Anonymous wrote:There is a girl in my 4th grader's girl scout troop who seems to repel the other girls. I'm trying to think of ways she repels others, and I am having a hard time coming up with exactly the problem. Here are a few examples --
- She's overly enthusiastic, and borderline inappropriate at times. "Invite me over to your house for a play date!! I WANT TO PLAY WITH YOU AT YOUR HOUSE!!!"
- And then at other times, when all of the girls are working on something, she's off somewhere else, not helping and not participating, and making a mess.
- When they are having a snack, she will comment several times about what the snack is, and how she 1) doesn't like it or 2) needs seconds. It's the repeated commenting that bothers the group, I think
- Come to think of it, she does the above with whatever activity they're doing - she'll either complain over and over, or ask for more over and over.
Anonymous wrote:Anonymous wrote:Volunteer at school and hang in the background, and discreetly observe.
Also ask the teacher for a conference and ask her ahead of time to observe the social dynamics in class so she can tell you what she observes.
What I’ve noticed is that sometimes kids get labeled unlikable and it can stick in a smaller school. I thinks it’s sort of like bullying but subtle.
Does your dd do unsocial things like read a book instead of chatting during school or at lunch? Or does she unknowingly say rude or hurtful things? Or is she the type that complains and doesn’t go along with others?
Do NOT do the bolded in middle school. Please.
The teens notice their classmates who always have their parents at school, and openly feel sorry for them. If your kid is awkward or having trouble with friends, don't be that mom.
Show up for the parent events (concerts, etc). Do not volunteer at school.
Anonymous wrote:Teacher here. Her teachers will have been aware and have a good idea of what the problem is, and they will have been doing their best to help/mitigate. They’ll also be very reluctant to be blunt/honest with you about it for fear of offending you or coming across as insulting your kid.
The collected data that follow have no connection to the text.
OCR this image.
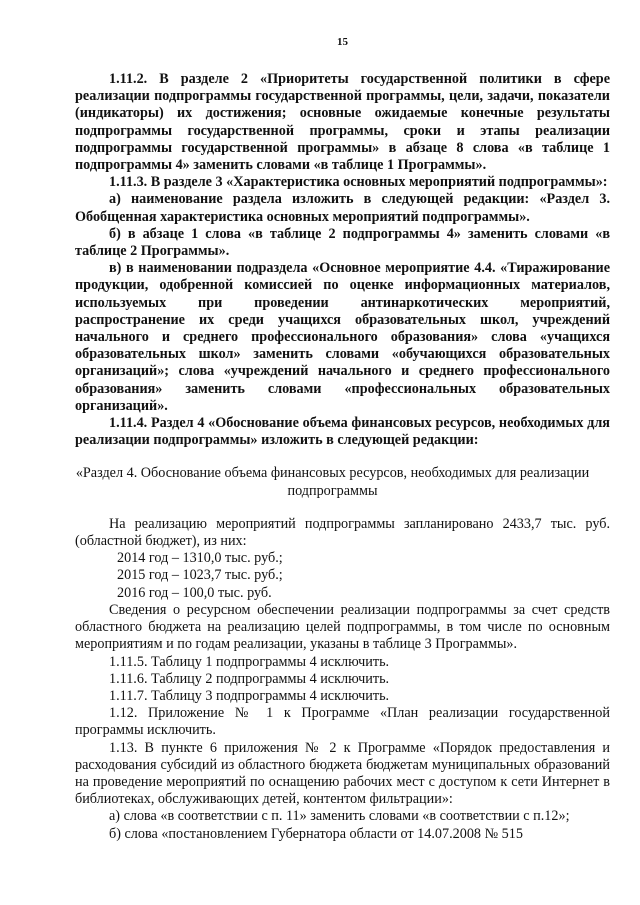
15

1.11.2. В разделе 2 «Приоритеты государственной политики в сфере реализации подпрограммы государственной программы, цели, задачи, показатели (индикаторы) их достижения; основные ожидаемые конечные результаты подпрограммы государственной программы, сроки и этапы реализации подпрограммы государственной программы» в абзаце 8 слова «в таблице 1 подпрограммы 4» заменить словами «в таблице 1 Программы».

1.11.3. В разделе 3 «Характеристика основных мероприятий подпрограммы»:

а) наименование раздела изложить в следующей редакции: «Раздел 3. Обобщенная характеристика основных мероприятий подпрограммы».

б) в абзаце 1 слова «в таблице 2 подпрограммы 4» заменить словами «в таблице 2 Программы».

в) в наименовании подраздела «Основное мероприятие 4.4. «Тиражирование продукции, одобренной комиссией по оценке информационных материалов, используемых при проведении антинаркотических мероприятий, распространение их среди учащихся образовательных школ, учреждений начального и среднего профессионального образования» слова «учащихся образовательных школ» заменить словами «обучающихся образовательных организаций»; слова «учреждений начального и среднего профессионального образования» заменить словами «профессиональных образовательных организаций».

1.11.4. Раздел 4 «Обоснование объема финансовых ресурсов, необходимых для реализации подпрограммы» изложить в следующей редакции:

«Раздел 4. Обоснование объема финансовых ресурсов, необходимых для реализации подпрограммы

На реализацию мероприятий подпрограммы запланировано 2433,7 тыс. руб. (областной бюджет), из них:

2014 год – 1310,0 тыс. руб.;

2015 год – 1023,7 тыс. руб.;

2016 год – 100,0 тыс. руб.

Сведения о ресурсном обеспечении реализации подпрограммы за счет средств областного бюджета на реализацию целей подпрограммы, в том числе по основным мероприятиям и по годам реализации, указаны в таблице 3 Программы».

1.11.5. Таблицу 1 подпрограммы 4 исключить.

1.11.6. Таблицу 2 подпрограммы 4 исключить.

1.11.7. Таблицу 3 подпрограммы 4 исключить.

1.12. Приложение № 1 к Программе «План реализации государственной программы исключить.

1.13. В пункте 6 приложения № 2 к Программе «Порядок предоставления и расходования субсидий из областного бюджета бюджетам муниципальных образований на проведение мероприятий по оснащению рабочих мест с доступом к сети Интернет в библиотеках, обслуживающих детей, контентом фильтрации»:

а) слова «в соответствии с п. 11» заменить словами «в соответствии с п.12»;

б) слова «постановлением Губернатора области от 14.07.2008 № 515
If you’re loikingbto pinpoint specific problematic behaviors, maybe set a meeting with a teacher that knows her well. Assure the teacher that you need honesty and that you’re looking for things you can work on with your daughter and that you know the teachers have the best opportunities for social observation. If the teacher can think of specific examples, that’s great— if you explain ahead of time, she’ll have a few days to observe.
Anonymous wrote:Volunteer at school and hang in the background, and discreetly observe.
Also ask the teacher for a conference and ask her ahead of time to observe the social dynamics in class so she can tell you what she observes.
What I’ve noticed is that sometimes kids get labeled unlikable and it can stick in a smaller school. I thinks it’s sort of like bullying but subtle.
Does your dd do unsocial things like read a book instead of chatting during school or at lunch? Or does she unknowingly say rude or hurtful things? Or is she the type that complains and doesn’t go along with others?
Anonymous wrote:OP, Do you have other children?